A senior mortgage industry player called a newspaper article on subprime mortgages in Canada a "witch hunt", saying the report overstated the degree to which subprime lenders impacted rising home foreclosures.
A senior mortgage industry player called a newspaper article on subprime mortgages in Canada a "witch hunt," saying the report overstated the degree to which subprime lenders impacted rising home foreclosures.
"Everyone knows unemployment is up, everyone knows we're in a recession, everyone knows that real estate has dropped - by definition you're going to get higher defaults when any of those things happen," said Ivan Wahl, president and CEO of Xceed Mortgage, a company mentioned in the recent Globe and Mail article on subprime mortgages.
"The point they should have made is that compared to the US subprime mess, defaults on mortgages in Canada are still absolutely miniscule and to me, that's more newsworthy than the scare tactics they used here," he said, adding that the reporters should have shown the percentage of loans that went into foreclosure from some of the mentioned lenders.
For example, he said Xceed has a 3% default rate on mortgages and only about half that number fall into foreclosure.
Following an investigative story about subprime mortgages in Canada published in December, the Globe and Mail printed a report on what they called a "burgeoning" subprime mortgage problem marked by house foreclosures. The most recent article stated that more than half the foreclosures in British Columbia and Alberta last year started with loans from subprime lenders and partially attributed the subprime trend to "aggressive" US mortgage lenders coming to Canada a few years ago.

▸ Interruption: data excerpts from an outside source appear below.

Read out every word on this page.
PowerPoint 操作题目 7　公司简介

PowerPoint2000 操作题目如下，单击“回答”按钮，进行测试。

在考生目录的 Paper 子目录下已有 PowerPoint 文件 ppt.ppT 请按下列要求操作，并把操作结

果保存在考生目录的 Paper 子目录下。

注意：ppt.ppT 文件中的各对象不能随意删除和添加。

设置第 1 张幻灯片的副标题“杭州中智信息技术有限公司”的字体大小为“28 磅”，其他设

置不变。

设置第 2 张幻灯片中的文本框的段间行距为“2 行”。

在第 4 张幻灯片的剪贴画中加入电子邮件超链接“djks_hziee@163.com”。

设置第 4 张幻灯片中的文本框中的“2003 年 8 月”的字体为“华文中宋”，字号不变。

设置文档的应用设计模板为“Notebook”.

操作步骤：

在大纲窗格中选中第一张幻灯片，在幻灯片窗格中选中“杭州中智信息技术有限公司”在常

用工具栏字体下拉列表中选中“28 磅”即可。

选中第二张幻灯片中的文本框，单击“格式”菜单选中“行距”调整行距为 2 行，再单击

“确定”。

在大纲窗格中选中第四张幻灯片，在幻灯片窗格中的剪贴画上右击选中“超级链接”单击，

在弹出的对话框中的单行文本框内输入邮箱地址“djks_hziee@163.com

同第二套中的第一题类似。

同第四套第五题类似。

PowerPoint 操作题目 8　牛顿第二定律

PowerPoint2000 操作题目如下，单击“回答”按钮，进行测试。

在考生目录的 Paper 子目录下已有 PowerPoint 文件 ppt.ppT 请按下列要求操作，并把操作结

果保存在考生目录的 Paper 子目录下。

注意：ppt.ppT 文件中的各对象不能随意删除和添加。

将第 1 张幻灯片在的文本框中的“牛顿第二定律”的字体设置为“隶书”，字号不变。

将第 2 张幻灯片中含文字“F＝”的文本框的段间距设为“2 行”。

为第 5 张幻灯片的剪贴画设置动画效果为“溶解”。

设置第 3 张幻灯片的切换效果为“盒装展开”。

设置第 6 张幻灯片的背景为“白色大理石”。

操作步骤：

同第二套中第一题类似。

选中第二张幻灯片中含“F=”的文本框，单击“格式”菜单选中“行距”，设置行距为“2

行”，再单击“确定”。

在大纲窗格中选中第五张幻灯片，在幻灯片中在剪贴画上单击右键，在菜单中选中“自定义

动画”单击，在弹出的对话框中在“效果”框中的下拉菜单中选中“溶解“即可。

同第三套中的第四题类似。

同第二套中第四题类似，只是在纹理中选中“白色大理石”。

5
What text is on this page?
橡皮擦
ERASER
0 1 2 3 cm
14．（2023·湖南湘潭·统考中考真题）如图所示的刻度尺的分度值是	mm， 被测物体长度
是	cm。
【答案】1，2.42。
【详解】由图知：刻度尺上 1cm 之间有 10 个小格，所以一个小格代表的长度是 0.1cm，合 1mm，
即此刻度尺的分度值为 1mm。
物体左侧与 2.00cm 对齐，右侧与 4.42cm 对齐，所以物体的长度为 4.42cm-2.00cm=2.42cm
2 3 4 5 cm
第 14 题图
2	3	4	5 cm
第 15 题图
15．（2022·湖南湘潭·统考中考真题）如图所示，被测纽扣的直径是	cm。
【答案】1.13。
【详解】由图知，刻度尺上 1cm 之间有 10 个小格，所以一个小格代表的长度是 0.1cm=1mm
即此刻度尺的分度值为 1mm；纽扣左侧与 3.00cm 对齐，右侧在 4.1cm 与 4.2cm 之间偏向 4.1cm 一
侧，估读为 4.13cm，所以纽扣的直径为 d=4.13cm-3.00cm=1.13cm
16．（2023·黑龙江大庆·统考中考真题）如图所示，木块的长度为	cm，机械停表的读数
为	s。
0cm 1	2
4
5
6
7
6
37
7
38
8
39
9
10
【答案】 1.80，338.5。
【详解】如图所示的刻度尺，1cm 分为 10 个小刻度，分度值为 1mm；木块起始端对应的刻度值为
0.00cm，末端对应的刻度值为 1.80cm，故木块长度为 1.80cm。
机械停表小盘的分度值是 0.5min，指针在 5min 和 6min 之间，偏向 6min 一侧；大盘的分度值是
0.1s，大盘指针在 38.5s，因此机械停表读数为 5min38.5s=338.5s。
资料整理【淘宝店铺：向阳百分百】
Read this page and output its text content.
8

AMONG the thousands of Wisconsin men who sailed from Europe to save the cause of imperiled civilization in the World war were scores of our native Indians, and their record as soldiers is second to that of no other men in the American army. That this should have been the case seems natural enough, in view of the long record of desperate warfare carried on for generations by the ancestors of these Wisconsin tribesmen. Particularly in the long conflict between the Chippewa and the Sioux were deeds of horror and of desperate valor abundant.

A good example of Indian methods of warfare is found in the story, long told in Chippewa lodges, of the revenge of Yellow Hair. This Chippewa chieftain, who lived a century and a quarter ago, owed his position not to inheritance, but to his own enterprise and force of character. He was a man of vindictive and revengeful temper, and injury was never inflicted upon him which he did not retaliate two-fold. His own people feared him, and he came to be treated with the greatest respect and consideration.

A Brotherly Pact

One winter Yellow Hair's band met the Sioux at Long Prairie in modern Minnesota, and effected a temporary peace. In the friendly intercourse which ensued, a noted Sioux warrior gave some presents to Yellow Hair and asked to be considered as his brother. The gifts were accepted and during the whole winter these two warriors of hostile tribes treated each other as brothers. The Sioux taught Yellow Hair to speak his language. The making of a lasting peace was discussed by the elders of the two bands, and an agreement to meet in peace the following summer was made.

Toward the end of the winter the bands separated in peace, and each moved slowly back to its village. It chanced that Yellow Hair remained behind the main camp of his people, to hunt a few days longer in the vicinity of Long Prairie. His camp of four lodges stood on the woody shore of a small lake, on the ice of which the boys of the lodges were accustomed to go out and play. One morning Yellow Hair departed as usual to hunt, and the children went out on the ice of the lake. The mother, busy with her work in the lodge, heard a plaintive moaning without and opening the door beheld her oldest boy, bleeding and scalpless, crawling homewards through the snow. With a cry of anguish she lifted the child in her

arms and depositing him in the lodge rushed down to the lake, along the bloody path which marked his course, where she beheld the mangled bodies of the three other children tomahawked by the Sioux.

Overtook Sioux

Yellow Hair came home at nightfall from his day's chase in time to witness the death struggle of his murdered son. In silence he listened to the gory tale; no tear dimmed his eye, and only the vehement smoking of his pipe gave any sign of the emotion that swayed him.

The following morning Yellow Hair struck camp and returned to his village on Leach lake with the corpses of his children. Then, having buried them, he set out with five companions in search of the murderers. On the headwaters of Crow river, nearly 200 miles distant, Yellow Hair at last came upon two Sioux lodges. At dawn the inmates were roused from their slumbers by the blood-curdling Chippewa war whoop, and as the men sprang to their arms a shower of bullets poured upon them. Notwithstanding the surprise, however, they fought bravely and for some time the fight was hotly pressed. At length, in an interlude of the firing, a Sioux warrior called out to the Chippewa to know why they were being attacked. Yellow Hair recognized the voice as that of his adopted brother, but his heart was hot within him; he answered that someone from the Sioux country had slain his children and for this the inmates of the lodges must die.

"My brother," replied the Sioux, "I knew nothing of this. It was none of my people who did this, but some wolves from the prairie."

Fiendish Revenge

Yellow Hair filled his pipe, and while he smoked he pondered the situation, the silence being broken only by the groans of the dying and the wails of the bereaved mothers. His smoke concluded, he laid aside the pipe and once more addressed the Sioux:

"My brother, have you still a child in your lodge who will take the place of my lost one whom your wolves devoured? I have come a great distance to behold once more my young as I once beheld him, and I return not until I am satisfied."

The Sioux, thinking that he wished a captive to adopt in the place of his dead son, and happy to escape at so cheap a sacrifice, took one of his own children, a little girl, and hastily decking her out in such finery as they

"My reaction is that [the story] was kind of a witch hunt and not very even-handed," Wahl said.
Peter O'Neill, vice president and chief operating officer at Bridgewater Bank, said the article didn't have much of an impact on him.
"I think the article was trying to be inflammatory in one way in that it was describing the scale of 85,000 subprime mortgages in Canada," said O'Neill, referring to a CIBC World Markets report in 2006 quoted by the Globe. "When I look at the broad landscape, I know 85,000 sounds like a big number, but it's not that big a number."